Python based implementation of local search algorithms - Randomized Greedy, 2 Optimal and 3 Optimal

Traveling Salesman Problem is one of the widely solved problems in Operations Research and is computationally intensive (NP-hard) to obtain optimal solution for. Luckily there exists relatively fast heuristics that search locally to obtain a near optimal tour. As they are called heuristics, there isn't a guarantee on the quality of solution in terms of closeness to the optimal solution. Nonetheless, local search techniques are widely used for their easy implementation and decent performance.

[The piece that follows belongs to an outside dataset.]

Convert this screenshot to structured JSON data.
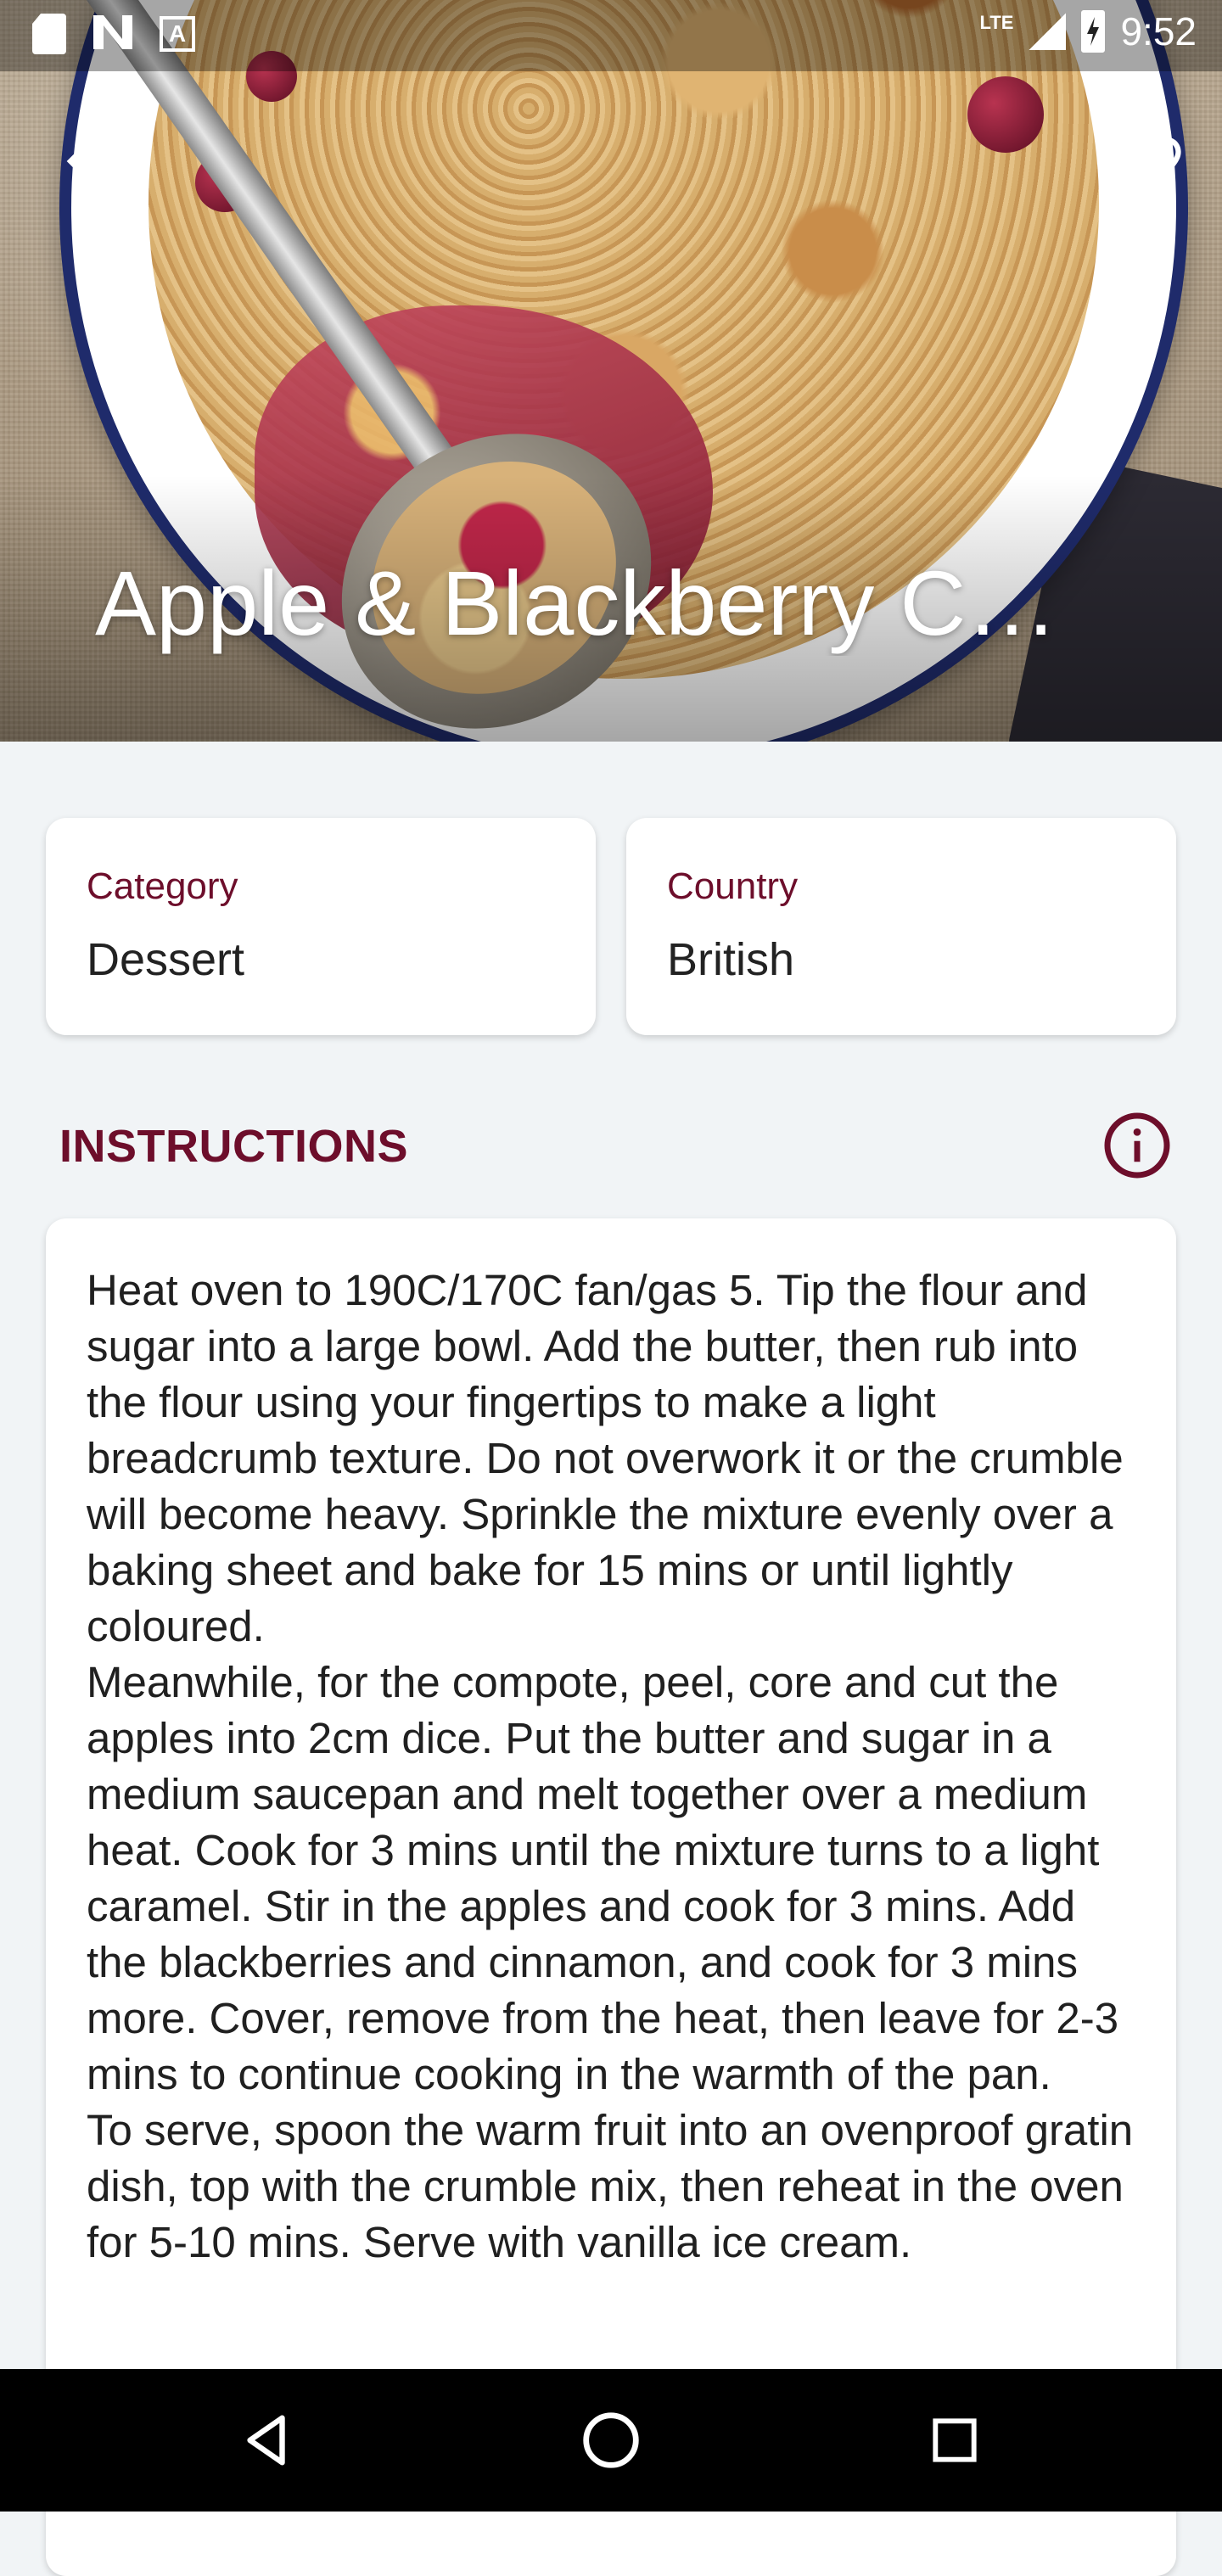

Following local search TSP algorithms have been implemented in this project:

1. Randomized Greedy
2. 2 Optimal
3. 3 Optimal

Create TSP object by calling

from tsp import TSP

# v is list of vertices/nodes
# (Optional) edges is list of tuples where each tuple is format (u,v,w)
tsp = TSP(v, edges=[])

If edges are not added at the time of initialization they can be added by calling

# for edge between (u,v) with weight w
tsp.addEdge(u, v, w)

First create a greedy tour by calling with optional parameters

# startnode (optional) is to specify starting node for greedy tour
# randomized (optional) is boolean to run randomized greedy when True
tour = tsp.greedyTour(startnode=None, randomized=False)

The greedy tour can be further optimized using 2 OPT or 3 OPT search methods

# argument tour is a list of nodes forming a cycle
twoopttour = tsp.twoOPT(tour)

# 3 OPT may also be called upon tour generated by 2 OPT
threeopttour = tsp.threeOPT(tour)

Improvement Heuristics - 2OPT and 3OPT: The running time of improvement algorithms primarily depend on number of neighborhoods they are search for better solution. If swapping edges and updating tour length is constant time, running time of 2 OPT and 3 OPT is approximately O(n^2) and O(n^3) respectively.